What this probability measure does is that it describes how “much” of the total probability is associated with event. This is sometimes called the probability mass, because probability acts like a conserved quantity (like mass or energy in physics). There is a total probability of 1 (from the first axiom \(\mathrm{P}[E] = 1\)); the probability measure over other events tells us how likely they are relative to other events by quantifying how much of the probability mass is placed on them: if \(\mathrm{P}[A] = 0.5\), that tells us that half the probability mass is on event \(A\). This then has a variety of interpretations:
- Interpreted as a description of long-run frequencies, if we repeated the random process infinitely many times, half of the times should be \(A\).
- Interpreted as an expectation of future observations of currently-unobserved outcomes, \(A\) is just as likely as it is not.
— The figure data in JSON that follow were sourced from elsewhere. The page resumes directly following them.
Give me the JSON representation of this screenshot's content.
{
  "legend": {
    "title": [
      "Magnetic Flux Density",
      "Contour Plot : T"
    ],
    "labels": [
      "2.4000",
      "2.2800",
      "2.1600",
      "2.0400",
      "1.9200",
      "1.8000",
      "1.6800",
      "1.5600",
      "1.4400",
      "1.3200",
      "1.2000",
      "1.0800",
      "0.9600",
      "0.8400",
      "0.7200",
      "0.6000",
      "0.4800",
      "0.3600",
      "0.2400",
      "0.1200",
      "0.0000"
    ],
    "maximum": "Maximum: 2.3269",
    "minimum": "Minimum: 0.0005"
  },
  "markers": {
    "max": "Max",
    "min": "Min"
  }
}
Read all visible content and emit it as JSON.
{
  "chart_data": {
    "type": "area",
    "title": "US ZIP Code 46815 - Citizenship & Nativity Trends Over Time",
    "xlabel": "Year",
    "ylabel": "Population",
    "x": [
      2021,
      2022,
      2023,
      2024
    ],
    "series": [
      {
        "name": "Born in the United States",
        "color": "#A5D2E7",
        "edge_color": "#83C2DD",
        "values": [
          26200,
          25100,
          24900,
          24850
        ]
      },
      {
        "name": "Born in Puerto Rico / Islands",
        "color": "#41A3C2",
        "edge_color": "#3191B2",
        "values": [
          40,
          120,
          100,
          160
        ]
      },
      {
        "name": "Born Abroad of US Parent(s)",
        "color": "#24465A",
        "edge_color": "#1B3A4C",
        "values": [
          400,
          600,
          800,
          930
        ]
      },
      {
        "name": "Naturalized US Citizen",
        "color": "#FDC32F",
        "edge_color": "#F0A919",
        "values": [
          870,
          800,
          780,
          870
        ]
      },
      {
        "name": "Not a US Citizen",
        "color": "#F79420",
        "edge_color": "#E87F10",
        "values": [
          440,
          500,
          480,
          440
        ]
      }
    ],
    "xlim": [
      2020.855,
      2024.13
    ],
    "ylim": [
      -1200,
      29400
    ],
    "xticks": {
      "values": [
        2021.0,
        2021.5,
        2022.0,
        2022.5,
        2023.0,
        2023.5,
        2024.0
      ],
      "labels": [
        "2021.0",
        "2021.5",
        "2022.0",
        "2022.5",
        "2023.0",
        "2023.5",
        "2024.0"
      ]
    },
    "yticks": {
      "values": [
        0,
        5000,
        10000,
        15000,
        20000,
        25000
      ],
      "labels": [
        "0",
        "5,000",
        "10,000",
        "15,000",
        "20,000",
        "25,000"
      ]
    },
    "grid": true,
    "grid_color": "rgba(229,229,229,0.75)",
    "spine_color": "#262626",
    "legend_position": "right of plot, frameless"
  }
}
The non-negativity axiom keeps us from trying to assign negative probabilities to events because they won’t be meaningful, and the countable additivity axiom ensures that probabilities “make sense” in a way consistent with describing a distribution of mass across the various events. If we have two distinct, disjoint events, then the probability mass assigned to the pair is the sum of their individual masses; the axiom generalizes this to countable sets of disjoint events.
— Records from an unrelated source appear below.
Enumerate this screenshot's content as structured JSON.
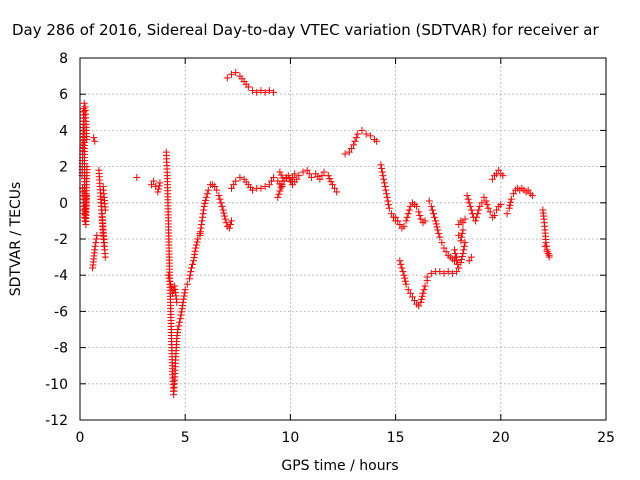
{
  "chart_data": {
    "type": "scatter",
    "title": "Day 286 of 2016, Sidereal Day-to-day VTEC variation (SDTVAR) for receiver ar",
    "xlabel": "GPS time / hours",
    "ylabel": "SDTVAR / TECUs",
    "xlim": [
      0,
      25
    ],
    "ylim": [
      -12,
      8
    ],
    "xticks": [
      0,
      5,
      10,
      15,
      20,
      25
    ],
    "yticks": [
      -12,
      -10,
      -8,
      -6,
      -4,
      -2,
      0,
      2,
      4,
      6,
      8
    ],
    "grid": true,
    "marker": "plus",
    "color": "#ff0000",
    "series": [
      {
        "name": "SDTVAR",
        "segments": [
          {
            "x": [
              0.1,
              0.12,
              0.15,
              0.18,
              0.2,
              0.22,
              0.25,
              0.28,
              0.3,
              0.33
            ],
            "y": [
              1.5,
              2.5,
              3.8,
              5.2,
              4.0,
              1.0,
              -0.5,
              -1.2,
              0.5,
              2.0
            ]
          },
          {
            "x": [
              0.12,
              0.16,
              0.2,
              0.24,
              0.28,
              0.32
            ],
            "y": [
              0.8,
              0.2,
              -0.6,
              -1.0,
              -0.3,
              0.4
            ]
          },
          {
            "x": [
              0.2,
              0.24,
              0.28,
              0.32
            ],
            "y": [
              5.5,
              5.3,
              4.5,
              3.5
            ]
          },
          {
            "x": [
              0.65,
              0.7
            ],
            "y": [
              3.6,
              3.4
            ]
          },
          {
            "x": [
              0.6,
              0.7,
              0.8
            ],
            "y": [
              -3.6,
              -2.6,
              -1.8
            ]
          },
          {
            "x": [
              0.9,
              0.95,
              1.0,
              1.05,
              1.1,
              1.15,
              1.2
            ],
            "y": [
              1.8,
              0.9,
              0.0,
              -0.8,
              -1.5,
              -2.2,
              -3.0
            ]
          },
          {
            "x": [
              1.0,
              1.05,
              1.1,
              1.15
            ],
            "y": [
              0.2,
              -0.6,
              -1.8,
              -2.4
            ]
          },
          {
            "x": [
              1.1,
              1.15,
              1.2
            ],
            "y": [
              0.9,
              0.3,
              -0.4
            ]
          },
          {
            "x": [
              2.7
            ],
            "y": [
              1.4
            ]
          },
          {
            "x": [
              3.4,
              3.5,
              3.6,
              3.7,
              3.8
            ],
            "y": [
              1.0,
              1.2,
              0.9,
              0.6,
              1.1
            ]
          },
          {
            "x": [
              4.1,
              4.15,
              4.2,
              4.25,
              4.3,
              4.35,
              4.4,
              4.45,
              4.5,
              4.55,
              4.6,
              4.65,
              4.7,
              4.8,
              4.9,
              5.0,
              5.1,
              5.2,
              5.3,
              5.4,
              5.5,
              5.6,
              5.7
            ],
            "y": [
              2.8,
              1.5,
              -1.0,
              -3.5,
              -5.5,
              -7.5,
              -9.5,
              -10.6,
              -9.8,
              -8.5,
              -7.5,
              -7.0,
              -6.8,
              -6.2,
              -5.5,
              -4.8,
              -4.5,
              -4.2,
              -3.6,
              -3.2,
              -2.5,
              -2.0,
              -1.7
            ]
          },
          {
            "x": [
              4.2,
              4.3,
              4.4,
              4.5,
              4.6
            ],
            "y": [
              -4.0,
              -4.5,
              -5.0,
              -4.6,
              -5.5
            ]
          },
          {
            "x": [
              5.7,
              5.8,
              5.9,
              6.0,
              6.1,
              6.2,
              6.3,
              6.4,
              6.5,
              6.6,
              6.7,
              6.8,
              6.9,
              7.0,
              7.1,
              7.2
            ],
            "y": [
              -1.8,
              -1.0,
              -0.2,
              0.3,
              0.7,
              1.0,
              1.0,
              0.9,
              0.7,
              0.4,
              0.0,
              -0.4,
              -0.9,
              -1.3,
              -1.4,
              -1.0
            ]
          },
          {
            "x": [
              7.0,
              7.2,
              7.4,
              7.6,
              7.8,
              8.0,
              8.2,
              8.4,
              8.6,
              8.8,
              9.0,
              9.2
            ],
            "y": [
              6.9,
              7.1,
              7.2,
              7.0,
              6.7,
              6.4,
              6.2,
              6.1,
              6.2,
              6.1,
              6.2,
              6.1
            ]
          },
          {
            "x": [
              7.2,
              7.4,
              7.6,
              7.8,
              8.0,
              8.2,
              8.4,
              8.6,
              8.8,
              9.0,
              9.2,
              9.4,
              9.6
            ],
            "y": [
              0.8,
              1.2,
              1.4,
              1.3,
              1.0,
              0.7,
              0.8,
              0.8,
              0.9,
              1.0,
              1.4,
              1.2,
              0.9
            ]
          },
          {
            "x": [
              9.4,
              9.6,
              9.8,
              10.0,
              10.2,
              10.4,
              10.6,
              10.8,
              11.0,
              11.2,
              11.4,
              11.6,
              11.8,
              12.0,
              12.2
            ],
            "y": [
              0.3,
              1.0,
              1.4,
              1.2,
              1.6,
              1.5,
              1.7,
              1.8,
              1.4,
              1.6,
              1.3,
              1.7,
              1.5,
              1.0,
              0.6
            ]
          },
          {
            "x": [
              9.5,
              9.7,
              9.9,
              10.1,
              10.3
            ],
            "y": [
              1.7,
              1.2,
              1.5,
              1.0,
              1.3
            ]
          },
          {
            "x": [
              12.6,
              12.8,
              13.0,
              13.2,
              13.4,
              13.6,
              13.8,
              14.0,
              14.1
            ],
            "y": [
              2.7,
              2.8,
              3.2,
              3.8,
              4.0,
              3.8,
              3.7,
              3.5,
              3.4
            ]
          },
          {
            "x": [
              14.3,
              14.4,
              14.5,
              14.6,
              14.7,
              14.8,
              14.9,
              15.0
            ],
            "y": [
              2.1,
              1.5,
              0.9,
              0.3,
              -0.3,
              -0.6,
              -0.8,
              -1.0
            ]
          },
          {
            "x": [
              15.0,
              15.1,
              15.2,
              15.3,
              15.4,
              15.5,
              15.6,
              15.7,
              15.8,
              15.9,
              16.0,
              16.1,
              16.2,
              16.3,
              16.4
            ],
            "y": [
              -0.8,
              -1.0,
              -1.2,
              -1.4,
              -1.3,
              -1.0,
              -0.6,
              -0.2,
              0.0,
              -0.1,
              -0.2,
              -0.5,
              -0.9,
              -1.1,
              -1.0
            ]
          },
          {
            "x": [
              15.2,
              15.3,
              15.4,
              15.5,
              15.6,
              15.7,
              15.8,
              15.9,
              16.0,
              16.1,
              16.2,
              16.3,
              16.4,
              16.5
            ],
            "y": [
              -3.2,
              -3.6,
              -4.0,
              -4.5,
              -4.8,
              -5.0,
              -5.2,
              -5.4,
              -5.6,
              -5.7,
              -5.5,
              -5.0,
              -4.6,
              -4.3
            ]
          },
          {
            "x": [
              16.5,
              16.7,
              16.9,
              17.1,
              17.3,
              17.5,
              17.7,
              17.9
            ],
            "y": [
              -4.1,
              -3.9,
              -3.8,
              -3.8,
              -3.9,
              -3.8,
              -3.9,
              -3.8
            ]
          },
          {
            "x": [
              16.6,
              16.7,
              16.8,
              16.9,
              17.0,
              17.1,
              17.2,
              17.3,
              17.4,
              17.5,
              17.6,
              17.7,
              17.8,
              17.9
            ],
            "y": [
              0.1,
              -0.2,
              -0.6,
              -1.0,
              -1.5,
              -1.9,
              -2.2,
              -2.5,
              -2.7,
              -2.9,
              -3.0,
              -3.1,
              -3.2,
              -3.0
            ]
          },
          {
            "x": [
              17.8,
              17.9,
              18.0,
              18.1,
              18.2,
              18.3
            ],
            "y": [
              -2.6,
              -3.2,
              -3.6,
              -3.3,
              -2.8,
              -2.2
            ]
          },
          {
            "x": [
              18.0,
              18.1,
              18.2,
              18.3
            ],
            "y": [
              -1.2,
              -1.0,
              -1.1,
              -0.9
            ]
          },
          {
            "x": [
              18.0,
              18.1,
              18.2
            ],
            "y": [
              -1.8,
              -2.1,
              -1.5
            ]
          },
          {
            "x": [
              18.5,
              18.6
            ],
            "y": [
              -3.2,
              -3.0
            ]
          },
          {
            "x": [
              18.4,
              18.5,
              18.6,
              18.7,
              18.8,
              18.9,
              19.0,
              19.1,
              19.2,
              19.3,
              19.4,
              19.5,
              19.6,
              19.7,
              19.8,
              19.9,
              20.0
            ],
            "y": [
              0.4,
              0.0,
              -0.4,
              -0.8,
              -1.0,
              -0.6,
              -0.2,
              0.0,
              0.3,
              0.1,
              -0.3,
              -0.5,
              -0.8,
              -0.7,
              -0.4,
              -0.2,
              -0.1
            ]
          },
          {
            "x": [
              19.6,
              19.7,
              19.8,
              19.9,
              20.0,
              20.1
            ],
            "y": [
              1.3,
              1.5,
              1.6,
              1.8,
              1.6,
              1.5
            ]
          },
          {
            "x": [
              20.3,
              20.4,
              20.5,
              20.6,
              20.7,
              20.8,
              20.9,
              21.0,
              21.1,
              21.2,
              21.3,
              21.4,
              21.5
            ],
            "y": [
              -0.6,
              -0.3,
              0.2,
              0.5,
              0.7,
              0.8,
              0.7,
              0.8,
              0.7,
              0.6,
              0.7,
              0.5,
              0.4
            ]
          },
          {
            "x": [
              22.0,
              22.05,
              22.1,
              22.15,
              22.2,
              22.25,
              22.3
            ],
            "y": [
              -0.4,
              -0.9,
              -1.5,
              -2.2,
              -2.6,
              -2.8,
              -3.0
            ]
          },
          {
            "x": [
              22.1,
              22.2,
              22.3
            ],
            "y": [
              -2.4,
              -2.7,
              -2.9
            ]
          }
        ]
      }
    ]
  }
}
Some additional facts about probability that can be derived from the above axioms:
- \(\mathrm{P}[A] \le 1\) (combined with non-negativity, we have \(0 \le \mathrm{P}[A] \le 1\))
- \(\mathrm{P}[A \cup B] = \mathrm{P}[A] + \mathrm{P}[B] - \mathrm{P}[A \cap B]\)
- \(\mathrm{P}[A^c] = 1 - \mathrm{P}[A]\)
- \(\mathrm{P}[A \setminus B] = \mathrm{P}[A] - \mathrm{P}[A \cap B]\)
- If \(A \subseteq B\), then \(\mathrm{P}[A] \le \mathrm{P}[B]\)
We have to be careful with \(\mathrm{P}[A \cup B]\) — a common mistake is to attempt to compute it as \(\mathrm{P}[A] + \mathrm{P}[B]\). However, this erroneously counts elements in the intersection \(A \cap B\) twice. With the examples from before, where \(A\) is 2s and \(B\) is red cards, the red 2s are included in both \(\mathrm{P}[A]\) (since they are 2s) and \(\mathrm{P}[B]\) (since they are red). Subtracting the joint probability \(\mathrm{P}[A \cap B]\) corrects for the double-counting and produces the correct result. If \(A\) and \(B\) are disjoint (they can never happen at the same time), then \(\mathrm{P}[A \cap B] = 0\), and we can see that the probability follows the rules for countable additivity.